As for studying advice, if you've only flown once before you still probably have a very limited idea of what is appropriate knowledge. You need to know your EPs cold (notes/warnings/cautions included.) You need to know your limits cold, like you know EPs. You should be very very very familiar with the systems; I don't mean simply know the standard PSI of the hydraulic system, and the watts/voltage/current type of the electrical system. You should know what capabilities you lose when a component fails, how that component may fail, how it is supposed to operate normally, what indications you will have, and what kind of decision you will have to make. You're flying an ejection seat aircraft, so that makes some things easy; ie. I'm on fire, I'm going to have to eject. However, if you're up at Brewton and you lose your radios and your displays, what went wrong? What are you going to do with the plane? Are you heading back to Whiting? Are you stopping at Brewton?
Read the NATOPs, go back and re-read the engineering pubs for amplifying information. Put it all together and think about how stuff is supposed to work, and what happens when it doesn't work.

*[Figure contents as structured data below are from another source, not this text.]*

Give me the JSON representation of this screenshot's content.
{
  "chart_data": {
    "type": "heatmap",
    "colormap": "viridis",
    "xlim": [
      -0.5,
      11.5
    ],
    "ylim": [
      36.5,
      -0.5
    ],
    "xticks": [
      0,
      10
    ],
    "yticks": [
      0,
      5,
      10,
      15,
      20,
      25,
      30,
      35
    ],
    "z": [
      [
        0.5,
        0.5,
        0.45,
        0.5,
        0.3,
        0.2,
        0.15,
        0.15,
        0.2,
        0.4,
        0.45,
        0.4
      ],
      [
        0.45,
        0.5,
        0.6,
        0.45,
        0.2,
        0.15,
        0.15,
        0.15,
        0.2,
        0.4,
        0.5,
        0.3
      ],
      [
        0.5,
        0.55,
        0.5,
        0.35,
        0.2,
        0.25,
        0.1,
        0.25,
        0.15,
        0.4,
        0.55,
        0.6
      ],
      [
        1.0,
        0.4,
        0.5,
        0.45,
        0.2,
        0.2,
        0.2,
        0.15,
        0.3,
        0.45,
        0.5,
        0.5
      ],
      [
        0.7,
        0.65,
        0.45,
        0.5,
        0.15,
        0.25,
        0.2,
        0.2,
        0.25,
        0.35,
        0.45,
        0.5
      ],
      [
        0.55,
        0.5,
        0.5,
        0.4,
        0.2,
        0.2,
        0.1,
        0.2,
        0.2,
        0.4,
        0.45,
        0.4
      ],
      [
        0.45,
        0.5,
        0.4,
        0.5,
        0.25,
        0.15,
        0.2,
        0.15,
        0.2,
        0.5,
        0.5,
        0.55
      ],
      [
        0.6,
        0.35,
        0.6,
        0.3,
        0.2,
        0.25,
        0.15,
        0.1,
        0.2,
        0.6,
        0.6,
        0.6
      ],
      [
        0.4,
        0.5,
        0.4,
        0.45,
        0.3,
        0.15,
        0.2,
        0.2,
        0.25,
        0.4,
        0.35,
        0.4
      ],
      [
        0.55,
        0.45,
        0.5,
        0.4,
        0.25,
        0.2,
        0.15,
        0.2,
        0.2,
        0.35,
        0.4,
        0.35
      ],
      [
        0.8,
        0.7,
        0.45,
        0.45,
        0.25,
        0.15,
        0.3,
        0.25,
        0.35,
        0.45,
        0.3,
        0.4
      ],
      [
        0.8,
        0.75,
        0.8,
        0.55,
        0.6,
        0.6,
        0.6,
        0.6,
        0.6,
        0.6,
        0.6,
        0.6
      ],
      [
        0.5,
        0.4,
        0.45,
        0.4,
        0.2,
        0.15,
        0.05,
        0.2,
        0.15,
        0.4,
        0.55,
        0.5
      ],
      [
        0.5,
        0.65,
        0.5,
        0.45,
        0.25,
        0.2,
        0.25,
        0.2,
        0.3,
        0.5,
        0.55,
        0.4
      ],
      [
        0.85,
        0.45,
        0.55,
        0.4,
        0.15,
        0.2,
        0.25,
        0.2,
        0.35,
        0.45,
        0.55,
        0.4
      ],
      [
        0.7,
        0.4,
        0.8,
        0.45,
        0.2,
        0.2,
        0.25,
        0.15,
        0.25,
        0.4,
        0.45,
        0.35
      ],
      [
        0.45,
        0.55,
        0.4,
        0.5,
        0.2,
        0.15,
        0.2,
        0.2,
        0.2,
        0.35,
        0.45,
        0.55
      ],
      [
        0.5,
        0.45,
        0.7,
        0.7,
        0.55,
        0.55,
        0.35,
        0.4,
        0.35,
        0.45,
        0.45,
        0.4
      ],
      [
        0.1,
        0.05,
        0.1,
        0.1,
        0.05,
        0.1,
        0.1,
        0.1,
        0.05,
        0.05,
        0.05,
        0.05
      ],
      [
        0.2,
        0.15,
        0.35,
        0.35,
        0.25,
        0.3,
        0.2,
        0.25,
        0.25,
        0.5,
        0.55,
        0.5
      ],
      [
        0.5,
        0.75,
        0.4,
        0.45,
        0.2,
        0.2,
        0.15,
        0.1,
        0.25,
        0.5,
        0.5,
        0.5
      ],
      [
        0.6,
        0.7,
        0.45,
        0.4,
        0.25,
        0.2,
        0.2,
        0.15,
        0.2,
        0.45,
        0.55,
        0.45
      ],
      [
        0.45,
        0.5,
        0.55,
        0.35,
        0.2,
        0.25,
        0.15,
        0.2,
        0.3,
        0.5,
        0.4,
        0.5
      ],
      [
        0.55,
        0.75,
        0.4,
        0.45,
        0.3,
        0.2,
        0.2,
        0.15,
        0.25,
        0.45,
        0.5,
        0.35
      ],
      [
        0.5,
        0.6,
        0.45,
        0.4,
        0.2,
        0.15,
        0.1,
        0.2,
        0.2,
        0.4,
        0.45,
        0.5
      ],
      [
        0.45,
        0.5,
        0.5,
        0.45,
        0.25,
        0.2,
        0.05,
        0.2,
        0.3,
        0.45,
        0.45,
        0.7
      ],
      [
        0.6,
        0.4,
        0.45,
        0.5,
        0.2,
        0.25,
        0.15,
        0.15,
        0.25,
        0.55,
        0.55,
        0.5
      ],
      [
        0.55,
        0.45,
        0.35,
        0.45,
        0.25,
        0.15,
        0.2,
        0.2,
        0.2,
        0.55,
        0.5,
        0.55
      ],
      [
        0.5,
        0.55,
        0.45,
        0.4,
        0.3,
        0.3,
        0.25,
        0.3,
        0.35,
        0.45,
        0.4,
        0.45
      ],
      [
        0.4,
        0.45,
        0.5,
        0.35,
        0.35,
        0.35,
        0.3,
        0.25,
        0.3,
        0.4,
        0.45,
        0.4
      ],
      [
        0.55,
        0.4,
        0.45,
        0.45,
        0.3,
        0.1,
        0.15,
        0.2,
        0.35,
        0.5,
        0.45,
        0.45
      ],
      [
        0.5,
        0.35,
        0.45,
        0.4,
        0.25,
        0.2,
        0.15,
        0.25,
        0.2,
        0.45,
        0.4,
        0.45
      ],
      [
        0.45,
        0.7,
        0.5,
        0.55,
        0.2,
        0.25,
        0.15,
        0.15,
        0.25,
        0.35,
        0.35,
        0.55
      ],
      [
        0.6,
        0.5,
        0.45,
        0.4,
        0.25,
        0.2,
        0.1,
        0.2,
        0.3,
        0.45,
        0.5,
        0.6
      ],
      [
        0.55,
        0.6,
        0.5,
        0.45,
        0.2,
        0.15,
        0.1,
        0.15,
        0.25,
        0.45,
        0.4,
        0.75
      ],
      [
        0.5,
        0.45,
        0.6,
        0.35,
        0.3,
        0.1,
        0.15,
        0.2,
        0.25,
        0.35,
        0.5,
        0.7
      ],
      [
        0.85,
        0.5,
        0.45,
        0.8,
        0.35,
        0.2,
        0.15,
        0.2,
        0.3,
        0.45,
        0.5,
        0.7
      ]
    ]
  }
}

If you're able to get into the simulator, use it. It isn't a replacement for flying the plane, but it will really help you start to gain a feel for throttle and stick movements so that you slowly become less rigid and mechanical and more fluid when you fly. It will also help you perform in the aircraft because you will slowly find yourself able to think less about how to fly and more about what you need to be doing next, because the flying will become natural. Practice entering the OLF landing pattern, practice exiting the pattern, practice the landing pattern itself and in every configuration, practice precautionary approaches (if I remember correctly you call them PELs), practice straight in approaches, practice course rules from both sides of the MOA and landing at all runways, go through the motions of when you will start descending to your altitudes, how you will manage your energy to gain or lose the airspeed that you need to gain/lose.
If the first time you find yourself thinking about how to do these things is in the plane, while you're still trying to figure out how to fly the plane, you're going to struggle and it is going to suck. Even if most other students find themselves in that same boat, you've got all this time to go and figure it all out. So do it. Use that time.